Sic transit
New York, NY, USA
I confess that I had expected that the city-wide transit strike might be a rather more dramatic affair. Perhaps it was my memory of the first day of the blackout in 2003, when the streets of Manhattan filled up suddenly with disoriented office workers all trying to work out what had happened and how to get home. Perhaps it was the minor sense of urgency created by being kept awake by police and news helicopters most of last night. Perhaps it was a permanent lingering desire for some occasional not-too-major interruption in the daily routine to provide a topic for conversation and material for photographs.
What I hadn't expected was that - at least in the part of the city that I walked through on my way to work - there would be so little visible sign of anything out of the ordinary. There were no vast packs of commuters plodding stolidly along the avenues. No snarling masses of grid-locked traffic. No vicious brawls over taxis. No long lines of shuttered stores. No whirring phalanxes of bicycles.
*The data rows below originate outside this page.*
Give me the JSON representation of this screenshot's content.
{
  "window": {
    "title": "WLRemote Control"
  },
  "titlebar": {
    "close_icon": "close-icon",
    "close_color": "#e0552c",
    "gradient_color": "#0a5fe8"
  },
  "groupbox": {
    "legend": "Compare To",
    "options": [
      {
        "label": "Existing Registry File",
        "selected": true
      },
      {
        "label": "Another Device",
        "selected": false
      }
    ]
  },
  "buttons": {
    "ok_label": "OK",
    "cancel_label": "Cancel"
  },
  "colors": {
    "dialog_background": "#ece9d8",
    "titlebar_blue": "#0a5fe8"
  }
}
There were, if you looked for them, a few indicators. Some of the car drivers seemed a little more hesitant and skittish than usual, as if they weren't accustomed to driving in Manhattan. A few of the bicyclists were a little wobbly, as if it was the first time they'd been out on two wheels in a very long time. But there was nothing to compare with the one-day transit strike I witnessed once in Milan, where unsteady cyclists seemed to be cascading left and right, including one man who wedged the front wheel of his bike in a tram track, causing both him and the toddler in the child seat behind him to fly over the handlebars in a neat arc (luckily without lasting damage to either).
In Lower Manhattan, you could have been forgiven for not noticing anything out of the ordinary. Not everyone was so lucky: my colleague J., unaware that the strike was going ahead, picked the wrong day to drive into the city and was shunted from tunnel to tunnel and bridge to bridge by cops enforcing the 'four people to a car' rule. It took him four hours to reach the office. I hope my friend S., who had to trudge from the Bronx to Brooklyn on the first day of the 2003 blackout, was able to work from home today. But my little world was remarkably unaffected by the worst that the Transport Workers' Union can do.
It took me fifteen seconds short of an hour to walk the five-and-a-bit kilometres to my job this morning, but I dawdled on the way and took pictures (the day was bright and cold, and the morning light lit some of the buildings flatteringly). Coming home in the dark was a little faster: about fifty-two minutes. I took the shortest route both ways, taking advantage of the fact that Broadway cuts diagonally across the island over most of my route between Houston and 42nd St. Compared with my normal half-hour commute by subway, the difference isn't huge. Overall, I was quite glad of the exercise and the chance to take my camera for a walk.
If this goes on, however, I may start to feel a little differently about it. And it would only take a change in the weather to turn the experience into something very different indeed. Maybe I should start crossing my fingers that the TWU and the mayor will have come to some kind of agreement before next Wednesday, when the forecast is for rain and snow.